Surely that depends on where they expect most of the talent they are
trying to recruit to live already? If they expect to be able to find
the talent they need in (say) Sheffield, why would they bother to
advertise London rates, whereas if they think they will struggle to find
suitable candidates outside of London they need to advertise London
rates (and pay the advertised rate, regardless of where the eventual
recruit lives)
Basically: lowering the salary reduces the size of your candidate pool.
So set it at a rate where you expect your candidate pool to be big
enough to meet your needs, irrespective of their location.

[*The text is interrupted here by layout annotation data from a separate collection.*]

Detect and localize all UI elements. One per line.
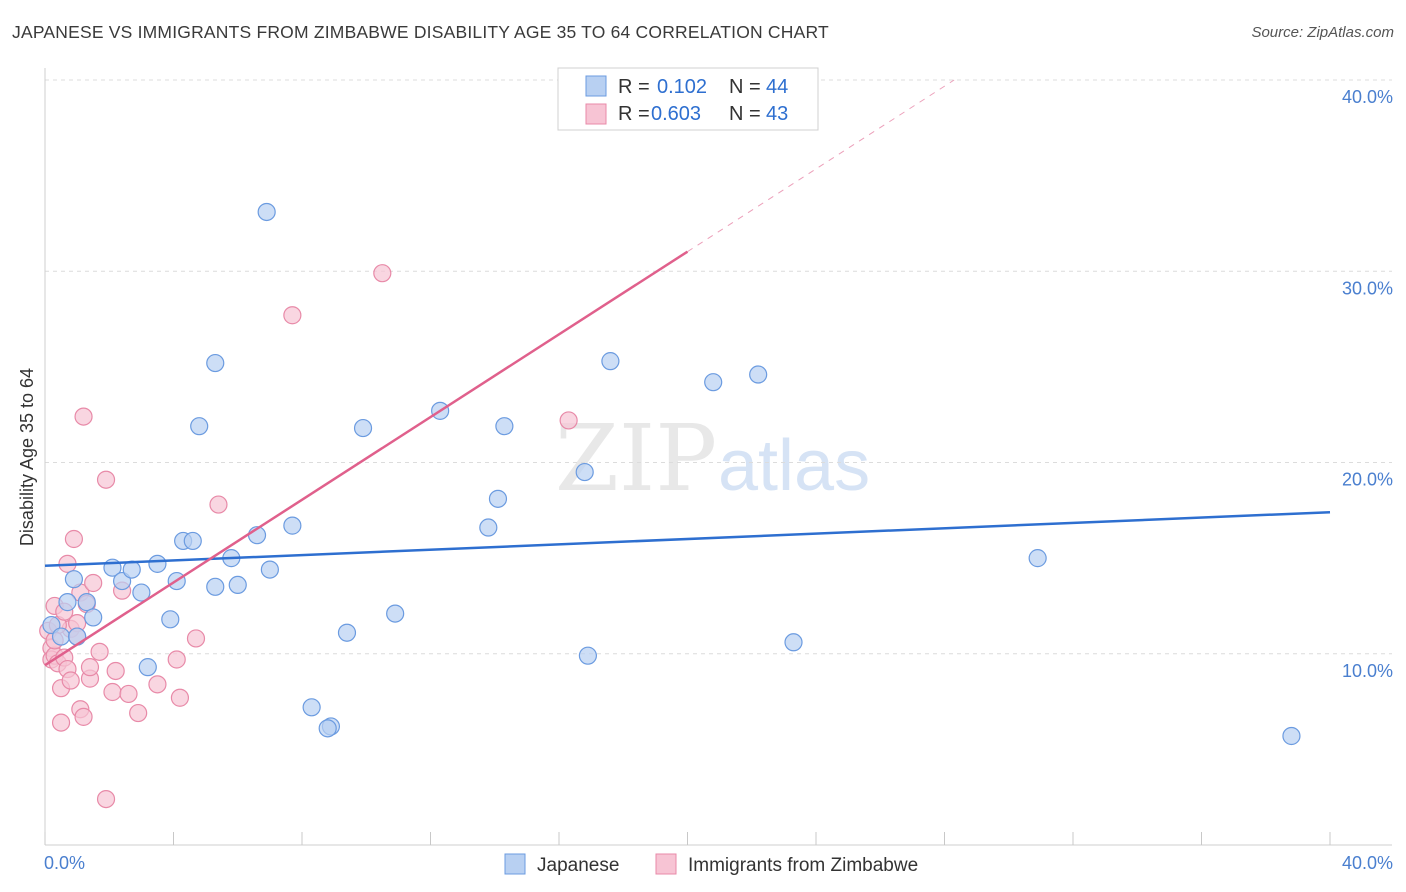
legend-n-value-japanese: 44 — [766, 76, 788, 98]
zimbabwe-point-12 — [61, 671, 80, 690]
zimbabwe-point-32 — [148, 675, 167, 694]
japanese-point-38 — [601, 352, 620, 371]
series-legend: Japanese Immigrants from Zimbabwe — [504, 853, 918, 876]
japanese-point-3 — [64, 570, 84, 589]
y-tick-labels: 10.0% 20.0% 30.0% 40.0% — [1342, 87, 1393, 681]
legend-n-label-zimbabwe: N = — [729, 103, 761, 125]
legend-swatch-zimbabwe — [585, 103, 607, 125]
y-tick-label-2: 30.0% — [1342, 278, 1393, 298]
trend-line-japanese — [44, 510, 1331, 568]
watermark-atlas: atlas — [718, 426, 870, 506]
zimbabwe-point-39 — [559, 411, 578, 430]
japanese-point-36 — [575, 462, 594, 482]
legend-r-value-japanese: 0.102 — [657, 76, 707, 98]
bottom-legend-swatch-zimbabwe — [655, 853, 677, 875]
zimbabwe-point-24 — [90, 642, 109, 661]
japanese-point-33 — [479, 518, 498, 537]
japanese-point-39 — [704, 373, 723, 392]
zimbabwe-point-25 — [96, 470, 116, 489]
x-tick-labels: 0.0% 40.0% — [44, 853, 1393, 873]
japanese-point-41 — [784, 633, 803, 652]
zimbabwe-point-13 — [64, 529, 84, 549]
trend-lines — [44, 79, 1331, 667]
trend-line-zimbabwe — [44, 250, 689, 667]
japanese-point-4 — [68, 627, 87, 646]
watermark-zip: ZIP — [555, 405, 717, 512]
legend-swatch-japanese — [585, 75, 607, 97]
legend-n-label-japanese: N = — [729, 76, 761, 98]
legend-r-value-zimbabwe: 0.603 — [651, 103, 701, 125]
japanese-point-25 — [283, 516, 302, 535]
zimbabwe-point-26 — [96, 789, 116, 809]
zimbabwe-point-37 — [283, 306, 302, 325]
legend-r-label-japanese: R = — [618, 76, 650, 98]
japanese-point-17 — [190, 417, 209, 436]
japanese-point-24 — [260, 560, 279, 579]
y-tick-label-3: 40.0% — [1342, 87, 1393, 107]
japanese-point-10 — [132, 583, 151, 602]
japanese-point-21 — [228, 575, 247, 595]
y-axis-label: Disability Age 35 to 64 — [17, 368, 37, 546]
japanese-point-35 — [495, 417, 514, 436]
legend-n-value-zimbabwe: 43 — [766, 103, 788, 125]
chart-title: JAPANESE VS IMMIGRANTS FROM ZIMBABWE DIS… — [12, 22, 829, 42]
source-label: Source: ZipAtlas.com — [1251, 24, 1394, 41]
x-tick-label-1: 40.0% — [1342, 853, 1393, 873]
zimbabwe-point-31 — [129, 703, 148, 723]
japanese-point-1 — [51, 627, 71, 646]
axes — [44, 68, 1392, 846]
japanese-point-40 — [749, 365, 768, 384]
japanese-point-23 — [257, 202, 276, 222]
japanese-point-19 — [206, 577, 225, 596]
japanese-point-31 — [386, 604, 405, 623]
zimbabwe-point-27 — [103, 682, 122, 702]
trend-line-zimbabwe-extension — [687, 79, 955, 253]
zimbabwe-point-33 — [167, 650, 186, 669]
bottom-legend-swatch-japanese — [504, 853, 526, 875]
y-tick-label-0: 10.0% — [1342, 661, 1393, 681]
zimbabwe-point-22 — [80, 658, 100, 677]
japanese-point-6 — [84, 608, 103, 627]
stats-legend: R = 0.102 N = 44 R = 0.603 N = 43 — [557, 67, 819, 131]
japanese-point-34 — [488, 489, 508, 508]
gridlines — [45, 79, 1392, 655]
japanese-point-37 — [578, 646, 598, 665]
legend-r-label-zimbabwe: R = — [618, 103, 650, 125]
zimbabwe-point-34 — [170, 688, 190, 707]
zimbabwe-point-28 — [106, 661, 125, 681]
watermark: ZIP atlas — [555, 405, 870, 512]
zimbabwe-point-7 — [51, 713, 71, 732]
japanese-point-11 — [138, 658, 157, 677]
japanese-point-26 — [302, 698, 321, 717]
japanese-point-30 — [353, 418, 373, 438]
series-immigrants-from-zimbabwe — [39, 264, 578, 809]
y-tick-label-1: 20.0% — [1342, 470, 1393, 490]
x-tick-label-0: 0.0% — [44, 853, 85, 873]
japanese-point-42 — [1028, 549, 1047, 568]
bottom-legend-label-japanese: Japanese — [537, 855, 619, 876]
zimbabwe-point-35 — [186, 629, 206, 648]
zimbabwe-point-18 — [74, 707, 93, 726]
japanese-point-13 — [161, 610, 180, 629]
bottom-legend-label-zimbabwe: Immigrants from Zimbabwe — [688, 855, 918, 876]
japanese-point-16 — [183, 531, 202, 551]
japanese-point-29 — [337, 623, 357, 642]
zimbabwe-point-23 — [84, 573, 103, 593]
zimbabwe-point-36 — [209, 495, 228, 514]
japanese-point-12 — [148, 554, 167, 573]
japanese-point-5 — [77, 593, 96, 612]
zimbabwe-point-30 — [119, 684, 138, 704]
zimbabwe-point-38 — [373, 264, 392, 283]
japanese-point-18 — [206, 353, 225, 373]
japanese-point-43 — [1282, 726, 1301, 746]
japanese-point-2 — [58, 593, 77, 612]
zimbabwe-point-19 — [74, 407, 93, 426]
japanese-point-28 — [318, 719, 337, 738]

You'd probably expect the result of this calculation to be somewhere in
the middle - slightly high for outside London, slightly low for inside
London, which I think is a good thing because it slightly incentivises
people to move to cheaper areas, which in the long term probably reduces
the business's outgoings.
As I said before, I certainly don't think that organising any kind of
meeting in London is a good idea unless your clients are in London (or
possibly if you're expecting lots of attendees from overseas). For me,
going to an all day conference in London usually involves about 2 days
away from my normal work, expensive travel and 2 nights in a hotel,
whereas the same event almost anywhere else in England or Wales would be
a day trip. So I don't think "we need our offices in London because
that's best for the clients" really works for most businesses - it just
feels like an excuse made by people already in London to justify why
they are paying over the odds for both staff and office space.